Birthing today – the current climate

The NHS is one of our greatest national treasures.  Free healthcare for all in an unbiased way gives opportunity, brings freedom, and can heal and save lives.  This is exactly how access to medical advice and treatment should be.

The benefits of, and the need for continuity of carer for expectant mothers is recognised and the implementation of this is currently being rolled out by the NHS.  Unfortunately, we are not there yet, and these plans come at a time when the healthcare system, as a whole, is overstretched. 

Nursing and midwifery staff who do a wonderful job, are often overworked, working long hours and maternity teams can be under resourced.  Medical staff run a serious risk of becoming burnt out.  Already popular in the Netherlands and America with demands on midwives and the NHS, there is an ever growing Doula industry here in the UK.

Challenges – becoming a new parent

For new and expectant families, sometimes it is a challenge being pregnant, bringing a new life into the world and taking care of a new baby.  Every day a pregnancy is confirmed, and it can be confusing knowing what the best thing is to do for both you and your baby.  In an already overstretched healthcare system, an absence of continuity of carer and, sometimes even, patient led care can make it even harder to know which way to turn.

This is especially true if you’re a first time mother or a family who has previously suffered a pregnancy or birth related trauma.

Alarmingly, research shows Black and Asian women, respectively, are 5 and 2 times more likely to die in childbirth in comparison to their White counterparts.

Every mother has the right to a safe and dignified birth and becoming pregnant and giving birth should be a wonderful experience.  Equally this is one of the most vulnerable periods of a woman’s life; both emotionally and physically. During our life cycle, other than childhood development, the perinatal period brings about the body’s vastest series of changes, as the body commences a rollercoaster of development and growth.

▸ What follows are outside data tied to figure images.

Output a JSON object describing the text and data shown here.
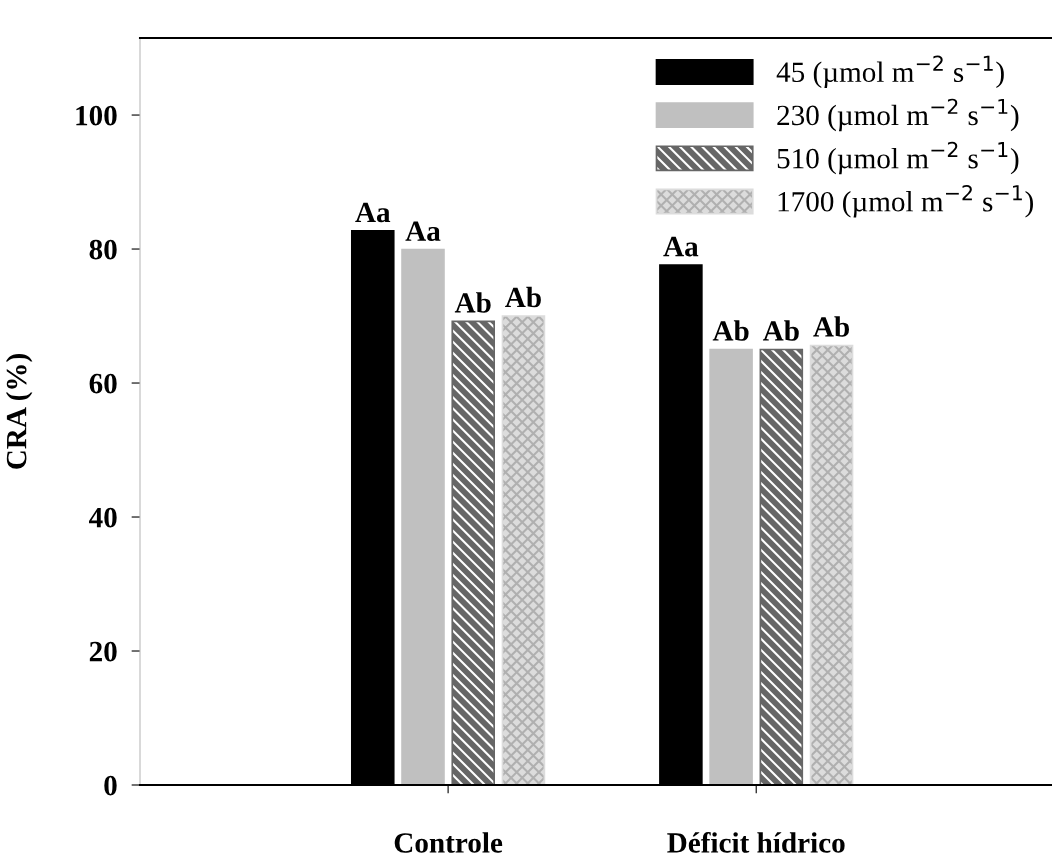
{
  "chart_data": {
    "type": "bar",
    "ylabel": "CRA (%)",
    "categories": [
      "Controle",
      "Déficit hídrico"
    ],
    "series": [
      {
        "name": "45 (µmol m$^{−2}$ s$^{−1}$)",
        "color": "#000000",
        "values": [
          82.7,
          77.6
        ],
        "value_labels": [
          "Aa",
          "Aa"
        ]
      },
      {
        "name": "230 (µmol m$^{−2}$ s$^{−1}$)",
        "color": "#c0c0c0",
        "values": [
          79.9,
          65.0
        ],
        "value_labels": [
          "Aa",
          "Ab"
        ]
      },
      {
        "name": "510 (µmol m$^{−2}$ s$^{−1}$)",
        "color": "#666666",
        "values": [
          69.2,
          65.0
        ],
        "value_labels": [
          "Ab",
          "Ab"
        ]
      },
      {
        "name": "1700 (µmol m$^{−2}$ s$^{−1}$)",
        "color": "#dcdcdc",
        "values": [
          70.0,
          65.6
        ],
        "value_labels": [
          "Ab",
          "Ab"
        ]
      }
    ],
    "ylim": [
      0,
      111.5
    ],
    "yticks": [
      0,
      20,
      40,
      60,
      80,
      100
    ],
    "grid": false,
    "legend": "top right"
  }
}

The main obstacle expectant and new parents face is lack of support, evidence based information and knowledge during pregnancy and postnatally, which can lead to negative birth experiences and higher instances of morbidity. When a pregnancy and/or labour does not go according to plan, it can result in feelings of lack of control, disappointment and negative memories of the birthing experience which, in turn, can lead to poorer health outcomes for the mother and baby. 

Our birthing experiences stay with us forever, impacting on relationships with those closest to us, so it is important to strive to get the optimal experience possible.

The solution – togetherness, support and evidence based information

Today, the nearest alternative to NHS midwives is private midwives, but of course, they are costly; often doubling or even tripling the price of a Doula and as a result they are often not affordable and therefore out of reach for many.

With pressures on the NHS, the problem could get worse over time.

The appointment of a Doula is an easier and more cost effective way to provide continuity of perinatal support, so new and expectant parents feel supported and can exercise informed choice, increasing their chance of delivering safely and more happily; ultimately resulting in a smoother transition to parenthood and positive birthing memories. And, although not a medical role, a Doula service alleviates some of the current pressures and strains on the NHS and, in particular, on maternity teams.  Why? Because having a Doula is known to have numerous immediate and long term benefits, which can result in lower instances of morbidity.

The solution to all of this is working together to provide information and facts. A qualified Doula will provide practical and emotional support, as well as, evidence based information. As with anything else in life; information is power.

But wait, before you run out and book your Doula, read up on what to expect, think about having a birth plan and a backup birth plan in case things need to change.  Deliberate on how you want to feed your baby and what impact a new life will have on you and your loved ones.  Once you have an idea of how you would like your perinatal period to unfold, it is the perfect time to get informed support.

Parenthood is, without doubt, one of the most demanding roles but equally it is the most rewarding.  Discuss options available to you and be prepared to ask questions. Why? What does that mean to me? What are the benefits? Are there any risks? Is there any other option?

With tens of thousands of women giving birth each year in London alone, the vocation of a Doula is a clear opportunity to make a meaningful and positive impact on a huge number of mothers, their families and the staff that support them.